Their bullet-pocked homes and shrapnel-scarred temples bear witness to how bad their lives have been. The fanatically cultist Tigers, who pioneered the use of suicide-bomb vests, succeeded in establishing a de facto separatist state in Jaffna in the early 1990s. Government forces recaptured the city 13 years ago and have maintained an iron grip on it ever since. Today, 40,000 government soldiers stand guard over the peninsula's 600,000 Tamil inhabitants. Crowds in the markets pay little attention to the occasional thud of artillery duels in the distance. Troops wielding Chinese-made T-56 assault rifles operate checkpoints at practically every street corner. Although fishing has traditionally been Jaffna's primary occupation, the movements of boats are tightly restricted, for fear that LTTE infiltrators might stage an amphibious assault across the lagoon.
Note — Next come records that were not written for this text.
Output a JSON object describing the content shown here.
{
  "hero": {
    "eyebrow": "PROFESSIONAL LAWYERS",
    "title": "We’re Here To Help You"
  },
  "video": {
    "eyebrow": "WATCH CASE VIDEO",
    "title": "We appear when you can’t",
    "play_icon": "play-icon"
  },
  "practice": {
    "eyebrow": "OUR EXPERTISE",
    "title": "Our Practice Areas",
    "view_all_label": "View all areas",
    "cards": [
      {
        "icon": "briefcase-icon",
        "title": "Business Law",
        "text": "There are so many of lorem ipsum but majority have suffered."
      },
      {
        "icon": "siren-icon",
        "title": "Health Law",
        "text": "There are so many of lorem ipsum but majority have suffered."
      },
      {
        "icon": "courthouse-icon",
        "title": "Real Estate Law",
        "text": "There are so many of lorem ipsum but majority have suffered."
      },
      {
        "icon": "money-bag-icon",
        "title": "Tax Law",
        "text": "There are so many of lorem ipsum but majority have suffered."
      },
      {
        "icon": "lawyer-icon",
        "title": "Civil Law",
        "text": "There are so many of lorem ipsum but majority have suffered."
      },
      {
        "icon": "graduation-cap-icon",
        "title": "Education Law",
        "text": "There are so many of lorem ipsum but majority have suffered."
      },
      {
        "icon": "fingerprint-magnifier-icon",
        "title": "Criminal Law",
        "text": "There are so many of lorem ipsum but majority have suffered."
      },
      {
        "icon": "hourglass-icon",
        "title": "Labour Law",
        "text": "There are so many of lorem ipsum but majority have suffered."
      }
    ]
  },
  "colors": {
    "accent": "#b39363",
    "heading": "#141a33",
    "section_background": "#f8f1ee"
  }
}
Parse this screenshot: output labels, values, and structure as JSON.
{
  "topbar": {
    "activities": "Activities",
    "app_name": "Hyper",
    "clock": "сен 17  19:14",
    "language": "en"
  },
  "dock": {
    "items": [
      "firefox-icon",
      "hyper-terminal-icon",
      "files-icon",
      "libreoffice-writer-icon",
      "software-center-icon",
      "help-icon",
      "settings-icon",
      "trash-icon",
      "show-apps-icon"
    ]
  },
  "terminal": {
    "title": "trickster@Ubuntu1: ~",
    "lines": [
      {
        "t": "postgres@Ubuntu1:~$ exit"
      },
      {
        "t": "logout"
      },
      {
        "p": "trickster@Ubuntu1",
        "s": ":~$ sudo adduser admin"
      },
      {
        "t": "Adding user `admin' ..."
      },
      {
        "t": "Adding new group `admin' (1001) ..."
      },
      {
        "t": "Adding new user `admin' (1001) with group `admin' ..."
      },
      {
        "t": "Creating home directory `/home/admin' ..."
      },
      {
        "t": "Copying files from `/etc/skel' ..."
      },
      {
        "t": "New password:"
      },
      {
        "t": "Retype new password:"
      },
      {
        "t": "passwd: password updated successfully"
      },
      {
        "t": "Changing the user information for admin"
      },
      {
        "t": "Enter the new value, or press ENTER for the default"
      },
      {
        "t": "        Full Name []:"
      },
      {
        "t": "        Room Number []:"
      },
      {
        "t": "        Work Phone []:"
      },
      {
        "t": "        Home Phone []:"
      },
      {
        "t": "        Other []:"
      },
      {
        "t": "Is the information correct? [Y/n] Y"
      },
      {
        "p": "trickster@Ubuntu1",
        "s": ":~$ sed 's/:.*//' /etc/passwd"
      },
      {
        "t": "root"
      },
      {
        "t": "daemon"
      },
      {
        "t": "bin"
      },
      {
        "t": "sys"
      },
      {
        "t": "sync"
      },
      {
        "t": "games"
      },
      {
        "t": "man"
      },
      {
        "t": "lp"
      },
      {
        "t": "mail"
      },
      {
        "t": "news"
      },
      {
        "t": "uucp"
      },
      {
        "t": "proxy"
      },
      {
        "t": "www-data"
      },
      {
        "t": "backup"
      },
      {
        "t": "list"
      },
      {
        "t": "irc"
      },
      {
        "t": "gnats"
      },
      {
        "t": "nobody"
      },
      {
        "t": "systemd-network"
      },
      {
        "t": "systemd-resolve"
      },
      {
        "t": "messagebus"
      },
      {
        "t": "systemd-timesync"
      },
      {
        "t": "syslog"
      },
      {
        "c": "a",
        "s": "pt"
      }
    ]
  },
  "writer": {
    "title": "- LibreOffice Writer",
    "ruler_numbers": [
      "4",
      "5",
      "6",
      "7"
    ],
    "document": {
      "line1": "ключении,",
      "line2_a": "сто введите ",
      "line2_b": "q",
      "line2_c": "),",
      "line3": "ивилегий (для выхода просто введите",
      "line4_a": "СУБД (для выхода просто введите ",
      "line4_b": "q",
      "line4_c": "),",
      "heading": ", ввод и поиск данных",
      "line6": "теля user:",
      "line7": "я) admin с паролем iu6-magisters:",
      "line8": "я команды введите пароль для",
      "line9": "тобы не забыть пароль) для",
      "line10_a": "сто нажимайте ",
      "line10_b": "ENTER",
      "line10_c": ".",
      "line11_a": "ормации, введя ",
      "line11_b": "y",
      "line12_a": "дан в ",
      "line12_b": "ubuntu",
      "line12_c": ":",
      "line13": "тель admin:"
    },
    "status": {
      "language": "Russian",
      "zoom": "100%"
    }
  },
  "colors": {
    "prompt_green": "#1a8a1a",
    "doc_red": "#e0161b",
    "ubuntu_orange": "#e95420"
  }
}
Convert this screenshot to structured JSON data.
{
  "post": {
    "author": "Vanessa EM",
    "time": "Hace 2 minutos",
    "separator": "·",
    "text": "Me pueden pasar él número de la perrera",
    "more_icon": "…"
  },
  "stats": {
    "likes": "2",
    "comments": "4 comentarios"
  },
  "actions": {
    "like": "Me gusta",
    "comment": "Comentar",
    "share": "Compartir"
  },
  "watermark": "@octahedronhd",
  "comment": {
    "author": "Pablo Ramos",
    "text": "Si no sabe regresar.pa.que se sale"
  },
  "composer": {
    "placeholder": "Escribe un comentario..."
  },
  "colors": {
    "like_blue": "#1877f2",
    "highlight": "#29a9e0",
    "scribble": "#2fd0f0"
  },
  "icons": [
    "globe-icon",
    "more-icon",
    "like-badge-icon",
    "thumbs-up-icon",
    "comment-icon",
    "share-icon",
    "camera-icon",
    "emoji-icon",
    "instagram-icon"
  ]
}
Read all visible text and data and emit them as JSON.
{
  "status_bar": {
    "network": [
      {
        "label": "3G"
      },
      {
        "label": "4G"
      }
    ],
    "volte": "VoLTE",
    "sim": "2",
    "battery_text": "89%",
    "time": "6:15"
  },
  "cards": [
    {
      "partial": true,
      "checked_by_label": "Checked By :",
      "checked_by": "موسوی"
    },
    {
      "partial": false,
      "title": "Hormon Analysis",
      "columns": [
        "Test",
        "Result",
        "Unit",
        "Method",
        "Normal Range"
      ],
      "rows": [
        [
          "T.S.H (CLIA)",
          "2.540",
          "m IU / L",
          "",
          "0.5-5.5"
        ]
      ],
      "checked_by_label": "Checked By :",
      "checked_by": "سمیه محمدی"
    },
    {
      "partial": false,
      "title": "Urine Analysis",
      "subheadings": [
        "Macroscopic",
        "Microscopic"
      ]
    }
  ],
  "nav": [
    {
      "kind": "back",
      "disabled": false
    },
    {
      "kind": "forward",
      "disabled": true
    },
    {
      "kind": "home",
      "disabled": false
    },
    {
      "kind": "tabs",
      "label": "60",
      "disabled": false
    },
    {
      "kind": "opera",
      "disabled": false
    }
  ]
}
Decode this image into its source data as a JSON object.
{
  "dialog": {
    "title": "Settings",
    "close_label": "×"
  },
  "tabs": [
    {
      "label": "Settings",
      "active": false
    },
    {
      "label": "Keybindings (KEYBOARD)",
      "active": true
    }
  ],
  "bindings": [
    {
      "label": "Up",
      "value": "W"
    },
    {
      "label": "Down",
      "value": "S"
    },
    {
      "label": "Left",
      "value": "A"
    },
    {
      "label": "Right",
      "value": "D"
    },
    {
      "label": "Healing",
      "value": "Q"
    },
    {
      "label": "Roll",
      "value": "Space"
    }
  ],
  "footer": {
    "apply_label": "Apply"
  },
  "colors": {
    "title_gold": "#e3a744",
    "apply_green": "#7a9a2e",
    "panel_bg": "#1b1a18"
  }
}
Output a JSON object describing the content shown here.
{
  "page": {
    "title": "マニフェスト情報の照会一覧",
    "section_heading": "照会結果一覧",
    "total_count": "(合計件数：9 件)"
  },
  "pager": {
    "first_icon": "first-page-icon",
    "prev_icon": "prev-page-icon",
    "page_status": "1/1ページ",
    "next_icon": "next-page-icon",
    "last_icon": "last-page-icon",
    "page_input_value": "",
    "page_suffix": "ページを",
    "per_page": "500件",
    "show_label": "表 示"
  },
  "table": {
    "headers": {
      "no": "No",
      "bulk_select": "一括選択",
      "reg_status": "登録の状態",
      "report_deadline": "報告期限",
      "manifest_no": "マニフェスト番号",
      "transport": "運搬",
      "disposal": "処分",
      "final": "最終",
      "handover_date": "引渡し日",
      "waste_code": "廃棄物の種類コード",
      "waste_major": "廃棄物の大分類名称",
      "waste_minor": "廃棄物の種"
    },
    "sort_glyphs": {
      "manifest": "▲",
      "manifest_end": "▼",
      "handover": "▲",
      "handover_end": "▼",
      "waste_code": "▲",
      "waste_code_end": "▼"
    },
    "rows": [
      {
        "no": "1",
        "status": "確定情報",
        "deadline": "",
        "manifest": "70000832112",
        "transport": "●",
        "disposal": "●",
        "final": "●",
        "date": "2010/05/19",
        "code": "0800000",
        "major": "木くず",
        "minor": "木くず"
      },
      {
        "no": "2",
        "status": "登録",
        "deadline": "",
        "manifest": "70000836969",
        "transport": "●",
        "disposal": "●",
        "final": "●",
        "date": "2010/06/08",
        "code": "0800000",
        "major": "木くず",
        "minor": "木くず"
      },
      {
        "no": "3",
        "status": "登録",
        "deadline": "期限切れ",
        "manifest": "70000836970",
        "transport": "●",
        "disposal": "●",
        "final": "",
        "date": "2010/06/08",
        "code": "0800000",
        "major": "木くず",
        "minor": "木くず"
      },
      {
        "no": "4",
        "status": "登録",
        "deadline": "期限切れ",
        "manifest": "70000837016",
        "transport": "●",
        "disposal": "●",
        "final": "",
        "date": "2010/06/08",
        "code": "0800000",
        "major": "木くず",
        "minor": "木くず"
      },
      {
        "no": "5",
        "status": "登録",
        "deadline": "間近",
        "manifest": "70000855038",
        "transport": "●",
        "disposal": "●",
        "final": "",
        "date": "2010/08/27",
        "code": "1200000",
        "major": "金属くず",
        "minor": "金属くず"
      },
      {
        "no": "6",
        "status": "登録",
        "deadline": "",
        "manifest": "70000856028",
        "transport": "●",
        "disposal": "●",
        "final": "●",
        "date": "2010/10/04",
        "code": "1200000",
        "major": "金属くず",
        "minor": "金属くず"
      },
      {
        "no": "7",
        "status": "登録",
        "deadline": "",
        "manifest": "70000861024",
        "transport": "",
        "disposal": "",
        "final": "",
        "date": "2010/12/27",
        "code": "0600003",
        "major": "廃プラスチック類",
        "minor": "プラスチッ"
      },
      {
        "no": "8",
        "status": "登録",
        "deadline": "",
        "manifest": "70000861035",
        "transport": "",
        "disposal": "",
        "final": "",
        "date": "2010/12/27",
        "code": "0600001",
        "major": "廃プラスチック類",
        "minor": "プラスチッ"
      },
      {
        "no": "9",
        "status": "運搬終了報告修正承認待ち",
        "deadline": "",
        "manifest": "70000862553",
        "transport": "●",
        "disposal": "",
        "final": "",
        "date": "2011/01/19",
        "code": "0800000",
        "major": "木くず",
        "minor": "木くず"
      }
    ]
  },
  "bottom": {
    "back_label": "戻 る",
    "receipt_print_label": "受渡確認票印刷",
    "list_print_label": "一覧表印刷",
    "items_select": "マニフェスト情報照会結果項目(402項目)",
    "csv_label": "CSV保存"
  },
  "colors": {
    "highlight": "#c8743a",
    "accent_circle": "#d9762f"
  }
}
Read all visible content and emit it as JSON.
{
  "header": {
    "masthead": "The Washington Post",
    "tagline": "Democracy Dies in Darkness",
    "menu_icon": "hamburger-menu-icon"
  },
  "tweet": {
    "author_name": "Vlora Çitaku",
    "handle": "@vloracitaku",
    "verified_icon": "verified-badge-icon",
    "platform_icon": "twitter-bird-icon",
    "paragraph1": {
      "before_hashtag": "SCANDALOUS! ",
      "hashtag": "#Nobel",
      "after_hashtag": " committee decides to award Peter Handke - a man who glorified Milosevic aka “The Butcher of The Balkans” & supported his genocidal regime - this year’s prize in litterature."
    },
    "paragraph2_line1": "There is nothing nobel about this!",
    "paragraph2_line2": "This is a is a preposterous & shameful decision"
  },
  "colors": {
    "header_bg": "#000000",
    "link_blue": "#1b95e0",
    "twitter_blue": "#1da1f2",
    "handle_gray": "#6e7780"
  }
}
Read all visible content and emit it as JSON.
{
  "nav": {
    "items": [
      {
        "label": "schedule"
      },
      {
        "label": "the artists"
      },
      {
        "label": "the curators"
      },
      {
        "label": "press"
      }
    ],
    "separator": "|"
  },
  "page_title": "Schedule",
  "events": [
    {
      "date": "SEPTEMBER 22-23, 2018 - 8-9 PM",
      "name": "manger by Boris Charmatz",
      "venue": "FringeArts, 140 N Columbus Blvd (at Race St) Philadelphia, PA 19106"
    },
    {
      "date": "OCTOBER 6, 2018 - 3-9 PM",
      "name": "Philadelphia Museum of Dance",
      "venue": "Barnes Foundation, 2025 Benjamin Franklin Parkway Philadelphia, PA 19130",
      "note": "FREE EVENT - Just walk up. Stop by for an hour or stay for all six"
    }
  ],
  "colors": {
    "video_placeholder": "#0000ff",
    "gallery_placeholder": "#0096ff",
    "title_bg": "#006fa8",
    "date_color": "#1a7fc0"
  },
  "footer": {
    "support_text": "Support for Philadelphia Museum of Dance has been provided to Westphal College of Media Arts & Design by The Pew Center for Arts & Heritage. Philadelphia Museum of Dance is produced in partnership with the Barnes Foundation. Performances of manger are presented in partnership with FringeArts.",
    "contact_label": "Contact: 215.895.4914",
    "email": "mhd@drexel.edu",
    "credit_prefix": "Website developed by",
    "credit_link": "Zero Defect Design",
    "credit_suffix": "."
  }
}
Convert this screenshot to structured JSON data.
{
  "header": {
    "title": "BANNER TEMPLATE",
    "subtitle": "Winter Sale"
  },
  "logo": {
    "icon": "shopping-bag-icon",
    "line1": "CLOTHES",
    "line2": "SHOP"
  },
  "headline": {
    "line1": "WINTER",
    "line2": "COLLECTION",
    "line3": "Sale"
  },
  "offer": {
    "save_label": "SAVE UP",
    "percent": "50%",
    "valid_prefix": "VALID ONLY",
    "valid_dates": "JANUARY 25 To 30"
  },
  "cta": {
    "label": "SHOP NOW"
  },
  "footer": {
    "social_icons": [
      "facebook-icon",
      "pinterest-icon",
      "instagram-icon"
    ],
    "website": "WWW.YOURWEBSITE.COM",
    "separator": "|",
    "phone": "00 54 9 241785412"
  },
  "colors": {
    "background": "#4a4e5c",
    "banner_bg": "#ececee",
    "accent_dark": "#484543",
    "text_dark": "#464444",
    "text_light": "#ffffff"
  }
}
Nights in Jaffna are surreal. The streets go empty at sundown, and a curfew is strictly enforced through the night. In the last two years, a wave of nighttime civilian disappearances and killings has gripped the city. Corpses of the disappeared sometimes turn up on the streets in the mornings, but mostly the victims are never seen again, dead or alive. Townspeople say most of the killings and disappearances happen during the curfew hours, cautiously referring to the perpetrators as "armed groups." People in fear for their lives can seek aid from the Human Rights Commission. According to the Center for Policy Alternatives, a Colombo-based think tank, "surrendees" are sent to Jaffna's squalid prison to be placed in protective custody, sometimes alongside convicted criminals because the facility is so overcrowded.
Fliers regularly appear on the Jaffna University campus, says a 20-year-old Jaffna student, too scared to give out his name—hit lists of supposed LTTE sympathizers. He says most of them are young people, between 18 and 35, adding that he has known several people who have suddenly vanished. "If you are Tamil, you are always under pressure to prove you are not LTTE," he says. "We live in an open prison." Earlier this year, the international watchdog group Human Rights Watch summarized its findings on Sri Lankan disappearances since 2006: "In the vast majority of the cases we documented, the evidence indicates the involvement of government security forces—army, navy or police. The victims are primarily young Tamil men who 'disappeared' in the country's embattled north and east, but also in the capital Colombo."
Jaffna's army commander, Maj. Gen. G. A. Chandrasiri, blames LTTE infiltrators for the killings, although he doesn't deny the possibility that some of his soldiers might also be involved. In any case, he confidently predicts the killings in Jaffna will stop once "the war is over." "We are determined to eradicate terrorists," he says. "There will be no mercy for the LTTE."
Sri Lanka's government has promised to transform the country into a peaceful land of ethnic harmony—after the military crushes the LTTE and gains control of all rebel-controlled areas. But after 13 years of government control in Jaffna, peace remains an elusive dream. For decades, the Tigers have fought ruthlessly to make themselves the sole representatives of the Tamils. Now many people in Jaffna are worried that without the LTTE, Sinhalese domination will become more entrenched than ever. An elderly Tamil man, a lifelong resident of Jaffna, negotiates a labyrinth of checkpoints on his drive to work. It seems almost every day, he says, he gets stopped. A soldier sticks his gun through the car window and barks questions at him in the Sinhala language, not seeming to care that Jaffna's inhabitants are Tamil speakers. "Will this attitude change, once the fighting ends?" the old man asks. Many people in Jaffna fear that they already know the answer.